As we approach the end of the year, many security leaders are starting to plan their strategic initiatives for 2022. This piece details three key security projects to consider: adopting zero trust concepts, modernizing the security operations center (SOC)
through extended detection and response (XDR), and expanding the security program’s influence to include custom application and product security.
Security Initiative #1: Zero Trust
“Zero trust” has become a buzzword in the cybersecurity industry. However, the fundamental concepts of zero trust are sound and need to be understood in a product-agnostic fashion.
The truth is, there is no single product or vendor that provides a comprehensive zero-trust solution; zero trust is a combination of many types of technologies and processes, interwoven and thoughtfully planned out. Strategists should consider educating
themselves using vendor-neutral sources like NIST, and then conduct thought-exercises within their organizations about how to address real-world issues with zero trust concepts.
When planning for zero trust, it’s important to understand that zero trust is:
- A multi-year journey that has nearly no upper limit with how far it can be taken.
- Not solely a technical solution, but a collection of processes built on top of strong IT capabilities, such as asset management, identity management and authentication.
- Successful only with tight integration: It’s zero trust only when all your security signals and enforcement capabilities are working in harmony to enforce your organizational risk tolerances.
Depending on your current maturity, you could expect to spend a year or more building a strategy and working to ensure future IT investments are aligned.
Security Initiative #2: XDR and Data Pipeline Management
XDR is really a modernized take on the SOC. Practically speaking, XDR technically involves a tight integration between EDR, SIEM and security orchestration, automation and response (SOAR). It enables rapid detection and response, and offers benefits like:
- EDR that acts as a SIEM on the endpoint. In years past, more aggressive security organizations looking for high-acuity alerting would ship endpoint telemetry data to their SIEM and write complex rules to analyze it.

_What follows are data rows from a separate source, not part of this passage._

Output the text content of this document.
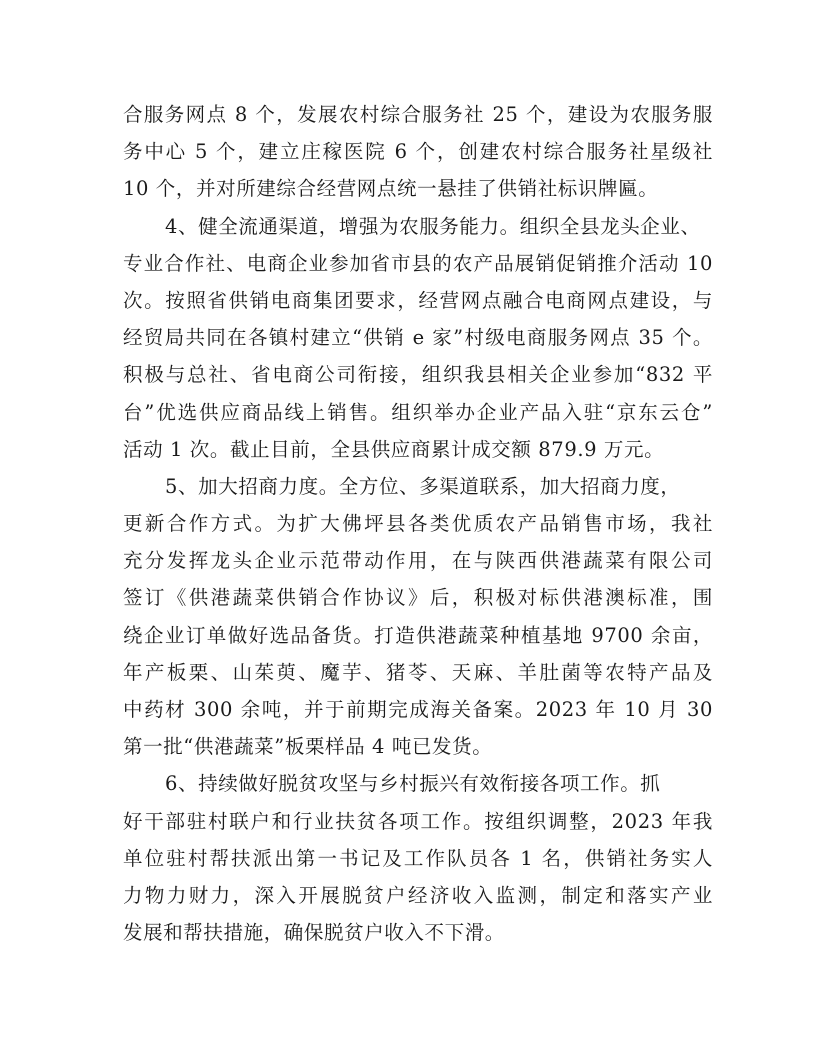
合服务网点 8 个，发展农村综合服务社 25 个，建设为农服务服
务中心 5 个，建立庄稼医院 6 个，创建农村综合服务社星级社
10 个，并对所建综合经营网点统一悬挂了供销社标识牌匾。
4、健全流通渠道，增强为农服务能力。组织全县龙头企业、
专业合作社、电商企业参加省市县的农产品展销促销推介活动 10
次。按照省供销电商集团要求，经营网点融合电商网点建设，与
经贸局共同在各镇村建立“供销 e 家”村级电商服务网点 35 个。
积极与总社、省电商公司衔接，组织我县相关企业参加“832 平
台”优选供应商品线上销售。组织举办企业产品入驻“京东云仓”
活动 1 次。截止目前，全县供应商累计成交额 879.9 万元。
5、加大招商力度。全方位、多渠道联系，加大招商力度，
更新合作方式。为扩大佛坪县各类优质农产品销售市场，我社
充分发挥龙头企业示范带动作用，在与陕西供港蔬菜有限公司
签订《供港蔬菜供销合作协议》后，积极对标供港澳标准，围
绕企业订单做好选品备货。打造供港蔬菜种植基地 9700 余亩，
年产板栗、山茱萸、魔芋、猪苓、天麻、羊肚菌等农特产品及
中药材 300 余吨，并于前期完成海关备案。2023 年 10 月 30
第一批“供港蔬菜”板栗样品 4 吨已发货。
6、持续做好脱贫攻坚与乡村振兴有效衔接各项工作。抓
好干部驻村联户和行业扶贫各项工作。按组织调整，2023 年我
单位驻村帮扶派出第一书记及工作队员各 1 名，供销社务实人
力物力财力，深入开展脱贫户经济收入监测，制定和落实产业
发展和帮扶措施，确保脱贫户收入不下滑。
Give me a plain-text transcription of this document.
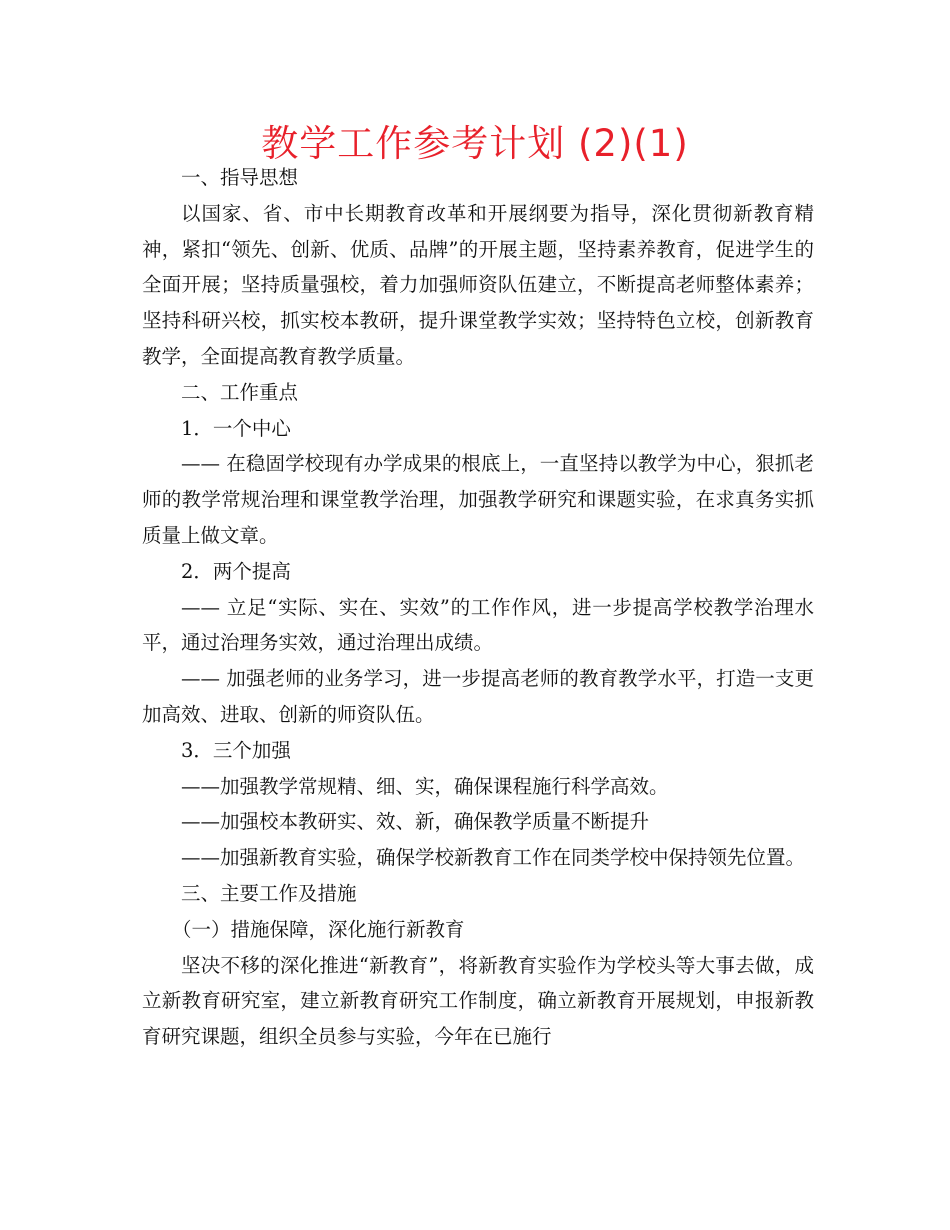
教学工作参考计划 (2)(1)

一、指导思想

以国家、省、市中长期教育改革和开展纲要为指导，深化贯彻新教育精神，紧扣“领先、创新、优质、品牌”的开展主题，坚持素养教育，促进学生的全面开展；坚持质量强校，着力加强师资队伍建立，不断提高老师整体素养；坚持科研兴校，抓实校本教研，提升课堂教学实效；坚持特色立校，创新教育教学，全面提高教育教学质量。

二、工作重点

1．一个中心

—— 在稳固学校现有办学成果的根底上，一直坚持以教学为中心，狠抓老师的教学常规治理和课堂教学治理，加强教学研究和课题实验，在求真务实抓质量上做文章。

2．两个提高

—— 立足“实际、实在、实效”的工作作风，进一步提高学校教学治理水平，通过治理务实效，通过治理出成绩。

—— 加强老师的业务学习，进一步提高老师的教育教学水平，打造一支更加高效、进取、创新的师资队伍。

3．三个加强

——加强教学常规精、细、实，确保课程施行科学高效。

——加强校本教研实、效、新，确保教学质量不断提升

——加强新教育实验，确保学校新教育工作在同类学校中保持领先位置。

三、主要工作及措施

（一）措施保障，深化施行新教育

坚决不移的深化推进“新教育”，将新教育实验作为学校头等大事去做，成立新教育研究室，建立新教育研究工作制度，确立新教育开展规划，申报新教育研究课题，组织全员参与实验，今年在已施行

Modern EDR allows for the same thing,
without the high SIEM expense and noise-to-signal ratio.
- Making logging strategies more efficient. Cloud SIEM is prohibitively expensive to treat as a data dumping ground. Most organizations are on their first iteration of cloud SIEM, likely having migrated from an on-prem SIEM before that. The mistake some
organizations make in this transition is not updating their data management processes to coincide with the cost structure change, resulting in exorbitant and unexpected costs. Organizations employing XDR concepts are building more detections at the
edge (as opposed to within the SIEM) and are carefully analyzing the cost/benefit of sending high-volume logs to their SIEM (e.g., sending every firewall allow to your SIEM may cost $200,000 per year but have little return on investment).
- Enabling security data lake/warehouse efficiencies. These big data repositories help cut costs without losing the ability to get the data you need. Having a strategic plan to identify which logs are critical to alerting vs. which logs are important for
investigation can give you an idea of how and where data should be logged. Carefully look at every log source and type of log and determine whether that log type is essential for contributing to an important detection. If not, it should go to the
data lake. This can pay huge dividends for cost containment and allow you to reinvest resources into other areas.
- Making automated remediations easy to accomplish. Integrations for common incident response techniques are often built into XDR and can be configured in an “if this, then that” style. The trick to being successful is to test your detections
through purple team style activities, and gain comfort in your detection fidelity. Then, carefully align your SOAR responses to meet your risk tolerance.
Security Initiative #3: Integrating Application and Product Security
One area sometimes overlooked by cybersecurity teams is around getting deep integrations into product or application security. Security teams are often well versed in protecting enterprise resources, such as domain controllers, shared drives, endpoints,
servers, etc., but can sometimes lack visibility and response capabilities with custom products or applications.
As a third initiative, consider strategically pushing to build security logging, analytics and response capabilities into your applications and products. It’s best to start with the end goal, and work backward from there.
For example, what kind of actions could security take to neutralize threats? Locking accounts, rate limiting, changing user roles and blocking IP addresses are all highly effective techniques that help neutralize potential threats. With a set of response
techniques in mind, what types of scenarios would you want to trigger them? An excessive number of 400 errors, web application firewall (WAF) alerts or impossible travel are all good options. Once you have your ideal alerts, identify what log sources
you might need to actualize them – and then get them in place.
Security Initiatives for 2022
Building a strategic and tactical roadmap is critical to the success of any security program. Going into 2022, next-level initiatives for good security organizations can vary widely, but the most common trends center less around buying new tools, and
more on tightening and deepening the integrations between your tools and corporate information assets.